The critical volume hypothesis expands on this theory and states that when sufficient amounts of inhalational agents dissolve into the neuronal lipid membrane,
ion channels become distorted
and synaptic transmission is impaired.
The effect of combined inhalational
agents is additive.
2
> Membrane protein receptor hypothesis:
Binding sites for anaesthetic
agents on transmembrane
proteins have been found.
Many ion channels or receptors are likely to be involved including acetylcholine, GABAA, NMDA and voltage-gated ion channels.
3
> Alteration in neurotransmitter availability
and action on receptors:
The breakdown of the inhibitory neurotransmitter gamma amino butyric acid (GABA) is inhibited by volatile agents, leading to an accumulation of GABA within the central nervous system and activation of the GABAA receptor,
causing hyperpolarisation of the cell membrane.
Volatile agents may inhibit certain
calcium channels,
preventing the release of neurotransmitters,
and may inhibit the glutamate receptor.
4 > Multi-site hypothesis: Different inhalational agents alter higher central nervous system function (memory, learning and consciousness)
at different concentrations.
Furthermore, certain agents,
e.g. opiates, may
reduce MAC, although this
effect is neither predictable nor additive.

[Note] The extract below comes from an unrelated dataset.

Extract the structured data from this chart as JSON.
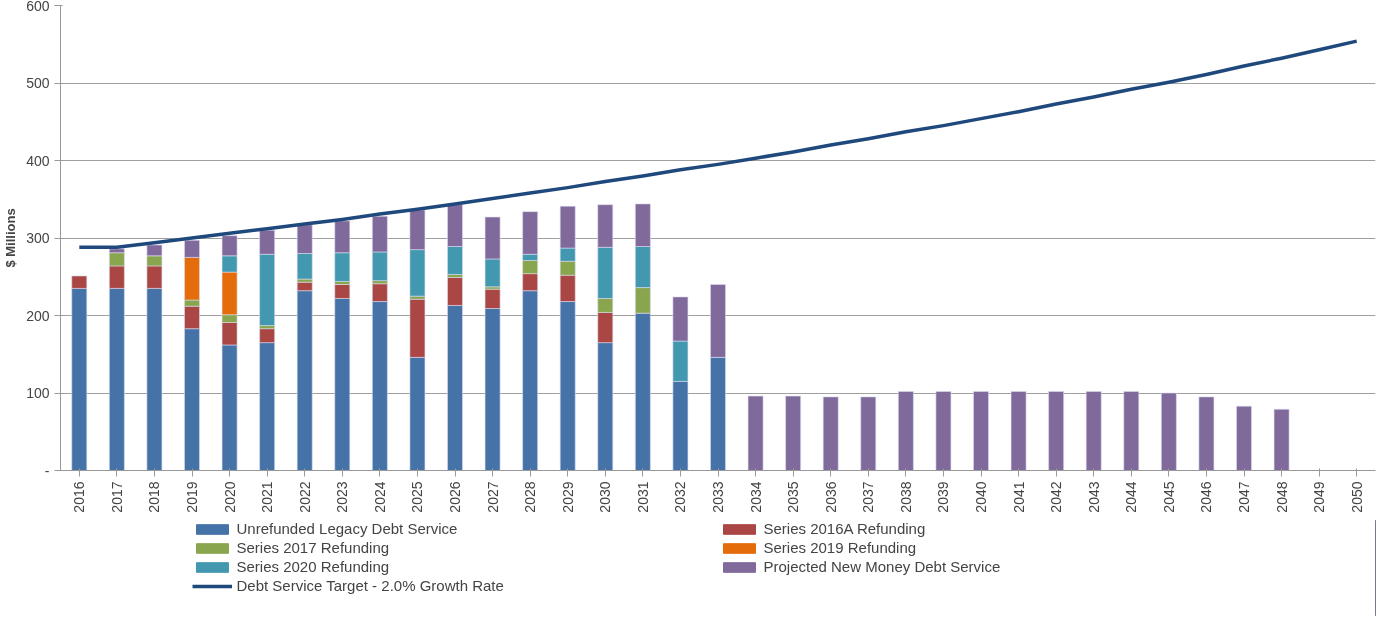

This implies that there are different sites of action and that inhaled anaesthetics may have both a direct and an indirect effect (via second messengers) on ion channels at various concentrations.
Which neurotransmitters are implicated in the mode of action of inhalational anaesthetic agents?
> Excitatory neurotransmitters,
e.g. glutamate and acetylcholine,
are thought to be inhibited.
> Inhibitory neurotransmitters,
e.g. GABA and glycine, are thought to be activated.
> Nitrous oxide does not appear to affect the
GABAA receptor
but strongly inhibits the NMDA receptor.
It stimulates dopaminergic neurones,
mediating the release of endogenous opioids.